Basically it would be a way to encourage the owners of the different altcoins to help blockchain network of that cryptocurrency, that is, the more coins you have on your wallet of an altcoin that uses Proof of Stake (PoS) the more it helps the network and more rewards you will have. Miners are often called intermediaries in systems like this.

Nowadays there are many cryptocurrencies that use this system, because in that way they also maintain the market capital of that currency, and the more people are interested in the Proof of Stake (PoS), the more investment and market capital will enter that currency, and therefore the value of this currency will rise more and more in time.

However, this still does not guarantee high levels of participation. Many holders of these cryptocurrencies may not feel comfortable with the technical side of setting up a node or having their computer connected a lot of hours, or it may be impossible to access the necessary infrastructure they require for one reason or another.

Moreover, small owners can simply find it unprofitable: there are fixed costs for mining, and if your balance is not enough to overcome them even with the rewards it will not be attractive.

Requisites for staking

As a general rule, to be able to stake, these conditions must be met:

• Your wallet is unlocked. You can check the blocking status by placing the mouse over the Block icon that is usually in each wallet. If your client is blocked, click on the icon and enter your password (you chose this password when you digitized your wallet).

• Your coins are mature. As strange as it sounds, your coins must mature first. When you withdraw coins from the exchange or receive some from a friend / buyer, you must wait at least X hours (depends on the project) to mature. Only then, these coins will be staking.

• Have a considerable amount of coins, if you have few coins, you will not see stake rewards too often. Larger amounts reward statistically more often.

• Your portfolio is ideally open 24/7. Staking does not use a lot of electricity (like mining in PoW), but it does take some time. If your client is open only a few hours a day, you may not see many staking rewards.

Staking Pools

Like Bitcoin and other cryptocurrencies based on PoW protocols, they have mining groups (pools) to share the Hashrate and receive small regular payments for the processing power they bring to the network; in PoS systems, currencies can also share resources.
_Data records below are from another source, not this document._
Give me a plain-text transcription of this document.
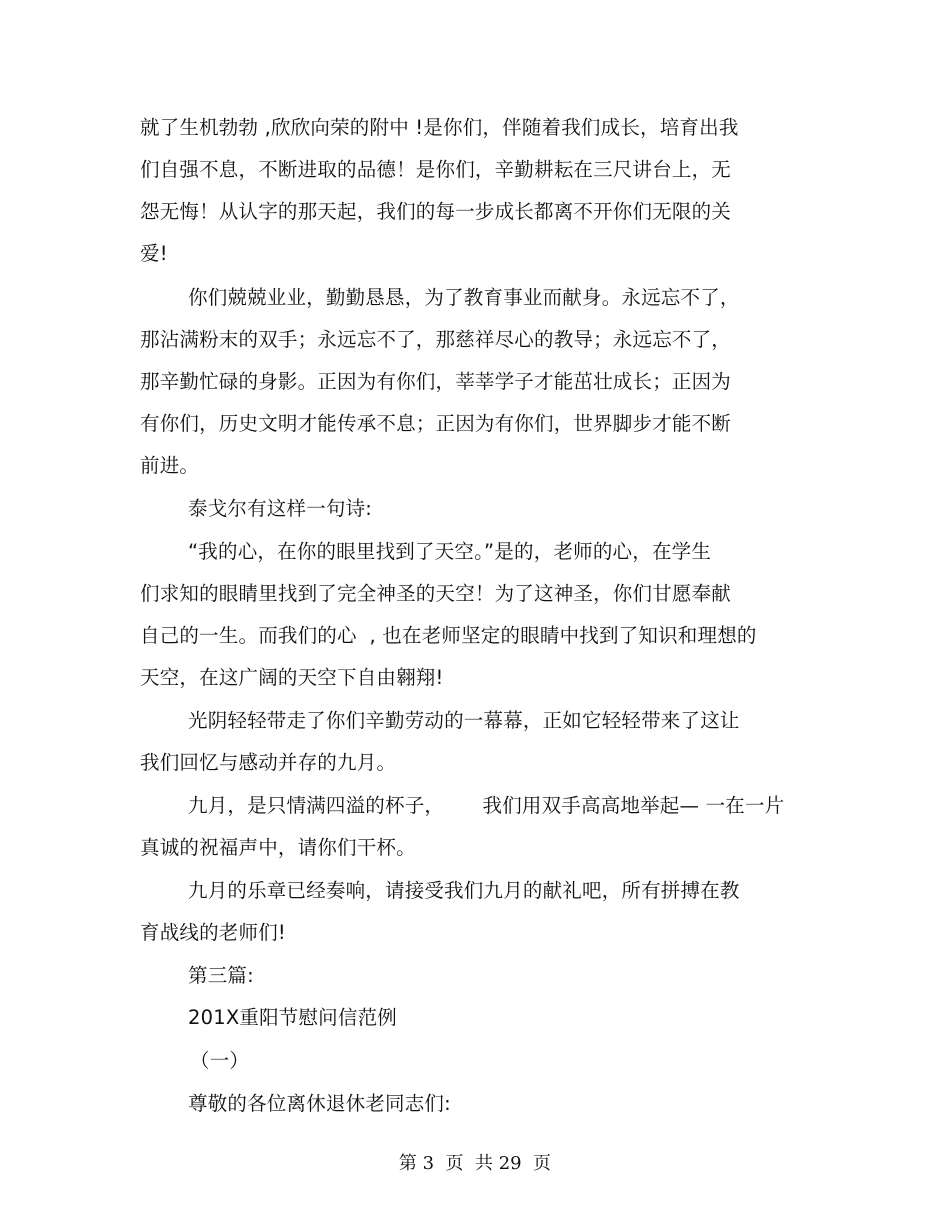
就了生机勃勃 ,欣欣向荣的附中 !是你们，伴随着我们成长，培育出我
们自强不息，不断进取的品德！是你们，辛勤耕耘在三尺讲台上，无
怨无悔！从认字的那天起，我们的每一步成长都离不开你们无限的关
爱!
你们兢兢业业，勤勤恳恳，为了教育事业而献身。永远忘不了，
那沾满粉末的双手；永远忘不了，那慈祥尽心的教导；永远忘不了，
那辛勤忙碌的身影。正因为有你们，莘莘学子才能茁壮成长；正因为
有你们，历史文明才能传承不息；正因为有你们，世界脚步才能不断
前进。
泰戈尔有这样一句诗:
“我的心，在你的眼里找到了天空。”是的，老师的心，在学生
们求知的眼睛里找到了完全神圣的天空！为了这神圣，你们甘愿奉献
自己的一生。而我们的心  , 也在老师坚定的眼睛中找到了知识和理想的
天空，在这广阔的天空下自由翱翔!
光阴轻轻带走了你们辛勤劳动的一幕幕，正如它轻轻带来了这让
我们回忆与感动并存的九月。
九月，是只情满四溢的杯子，      我们用双手高高地举起— 一在一片
真诚的祝福声中，请你们干杯。
九月的乐章已经奏响，请接受我们九月的献礼吧，所有拼搏在教
育战线的老师们!
第三篇:
201X重阳节慰问信范例
（一）
尊敬的各位离休退休老同志们:
第 3  页  共 29  页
In this case, however, small coin owners can lease their balance to a complete node, and correspondingly receive rewards in proportion to the number of coins contributed. When renting a balance, the coins are blocked but remain in full control of the owner. They are not transferred to the pool, but remain in the same direction — only they cannot be spent until the lease is canceled.

Coins exposition

With PoS the probability of finding a block of transactions is directly proportional to the number of currencies that one has accumulated, which in the first instance implies that the wallet is connected to the network, which in turn implies that the wallet is exposed to possible security problems. To try to avoid this problem, a variant of the protocol has been developed, which is called the delegated participation test, also known by the acronym DPoS (from the English Delegated Proof of Stake). In this variant it is allowed that the nodes owners of currencies delegate their privileges to build new blocks in a new type of nodes called representatives.

In conclusion, this method is somewhat different from mining because it does not require the use of special hardware, plus all that that entails. This form of generating passive income, is based on keeping in possession the cryptocurrency in your official purse usually and set it in staking mode, with this action, you will receive a reward for being a node in the network and support the cryptocurrency with your purchase and maintenance.

With PoS there are some advantages and disadvantages. For example, if at any time you wish to sell your cryptocurrencies, you can do so without any problem, in addition to that its value will not be reduced in stacking mode, which would not imply a recovery of losses when maintaining it, unless there is a variable in the market that reduces its price considerably.

Despite this advantage some cryptocurrencies may require a large investment to be able to use the stacking mode regularly.